Thanks, Alex. I will take your advise and emphasis on my people skills.
The truth is that I am probably too social to be an engineer, at least judging form the work experience I had so far. Maybe I need to convince the committee that my ability to influence people and to make friends will eventually translate into effectiveness in Business.
The biggest challenge I had so far at work is not how well I deliver results but the fact that I do not fit in the traditional engineer hat. I can strike a conversation with just about anyone. Perception is that if you are an "I" and "A" type engineer, you are not as technical or do not work as hard as the other ones who usually are quiet. It is also one of the top reasons why I wanted to go to B-school - to leap to a role where both my abilities and my skills are appreciated and exemplified.
It really comes down to ONE thing:
Can you convince the adcoms that you are as good (or even better) with people as you are with numbers?

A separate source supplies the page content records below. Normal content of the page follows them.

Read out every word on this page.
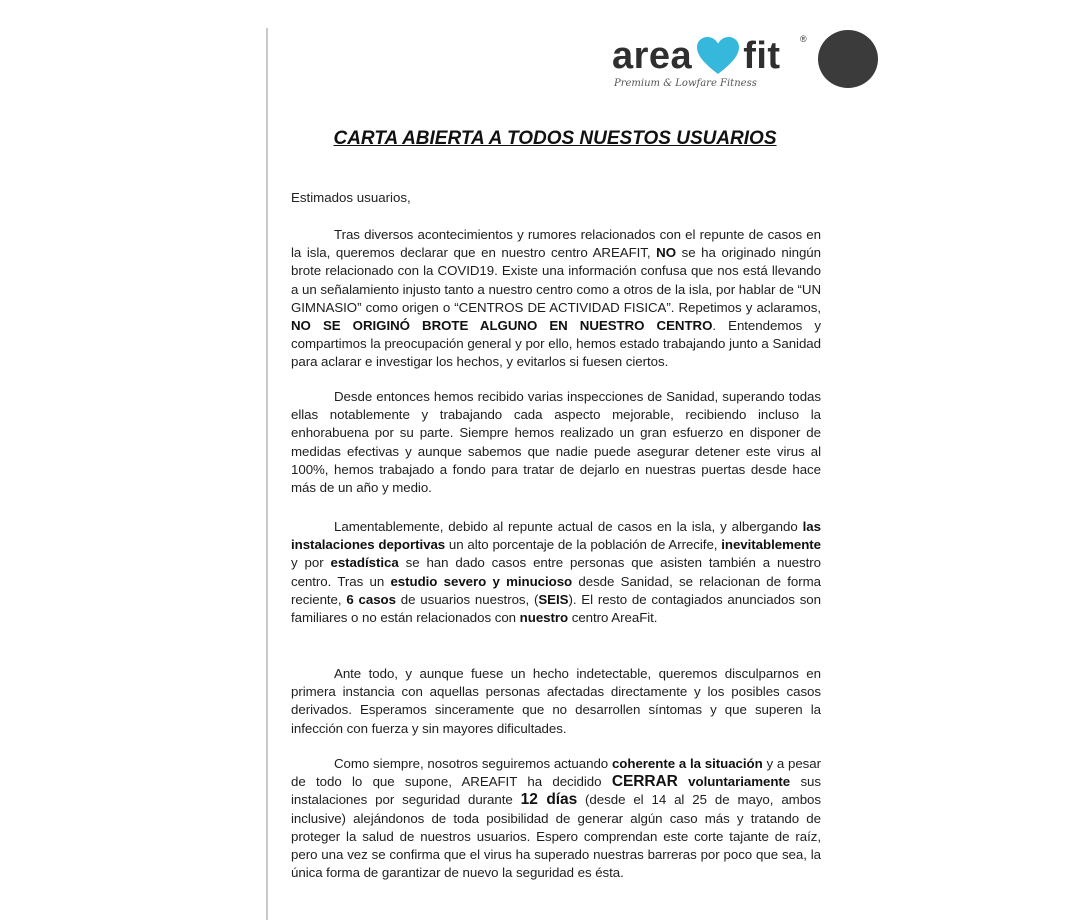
area fit ®
Premium & Lowfare Fitness
CARTA ABIERTA A TODOS NUESTOS USUARIOS
Estimados usuarios,
Tras diversos acontecimientos y rumores relacionados con el repunte de casos en la isla, queremos declarar que en nuestro centro AREAFIT, NO se ha originado ningún brote relacionado con la COVID19. Existe una información confusa que nos está llevando a un señalamiento injusto tanto a nuestro centro como a otros de la isla, por hablar de “UN GIMNASIO” como origen o “CENTROS DE ACTIVIDAD FISICA”. Repetimos y aclaramos, NO SE ORIGINÓ BROTE ALGUNO EN NUESTRO CENTRO. Entendemos y compartimos la preocupación general y por ello, hemos estado trabajando junto a Sanidad para aclarar e investigar los hechos, y evitarlos si fuesen ciertos.
Desde entonces hemos recibido varias inspecciones de Sanidad, superando todas ellas notablemente y trabajando cada aspecto mejorable, recibiendo incluso la enhorabuena por su parte. Siempre hemos realizado un gran esfuerzo en disponer de medidas efectivas y aunque sabemos que nadie puede asegurar detener este virus al 100%, hemos trabajado a fondo para tratar de dejarlo en nuestras puertas desde hace más de un año y medio.
Lamentablemente, debido al repunte actual de casos en la isla, y albergando las instalaciones deportivas un alto porcentaje de la población de Arrecife, inevitablemente y por estadística se han dado casos entre personas que asisten también a nuestro centro. Tras un estudio severo y minucioso desde Sanidad, se relacionan de forma reciente, 6 casos de usuarios nuestros, (SEIS). El resto de contagiados anunciados son familiares o no están relacionados con nuestro centro AreaFit.
Ante todo, y aunque fuese un hecho indetectable, queremos disculparnos en primera instancia con aquellas personas afectadas directamente y los posibles casos derivados. Esperamos sinceramente que no desarrollen síntomas y que superen la infección con fuerza y sin mayores dificultades.
Como siempre, nosotros seguiremos actuando coherente a la situación y a pesar de todo lo que supone, AREAFIT ha decidido CERRAR voluntariamente sus instalaciones por seguridad durante 12 días (desde el 14 al 25 de mayo, ambos inclusive) alejándonos de toda posibilidad de generar algún caso más y tratando de proteger la salud de nuestros usuarios. Espero comprendan este corte tajante de raíz, pero una vez se confirma que el virus ha superado nuestras barreras por poco que sea, la única forma de garantizar de nuevo la seguridad es ésta.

It's clear that you're a near math genius. But beyond a certain level of math skills, it's irrelevant whether you're "reasonably good" at math or "exceptional" at math. Because in business, quantitative skills are valuable only up to a certain threshhold (and that threshhold is significantly lower than what most engineering types have). Ultimately, if you're going to be managing a business large or small, it's about your effectiveness with people and your ability to communicate a compelling narrative about what the company is all about that people can rally around.
If you can show that you have that potential through the extracurriculars and work experience, then you certainly have a shot at all the schools you mentioned. If you don't, then you'll have a tough time getting into the top 16 schools.
And whether you are as good or better with people as you are with numbers is obviously subjective - it's not something that one can quantitatively measure, but is something that an adcom will make a judgment call on based on what you've written, what your rec letters write, and your interviews.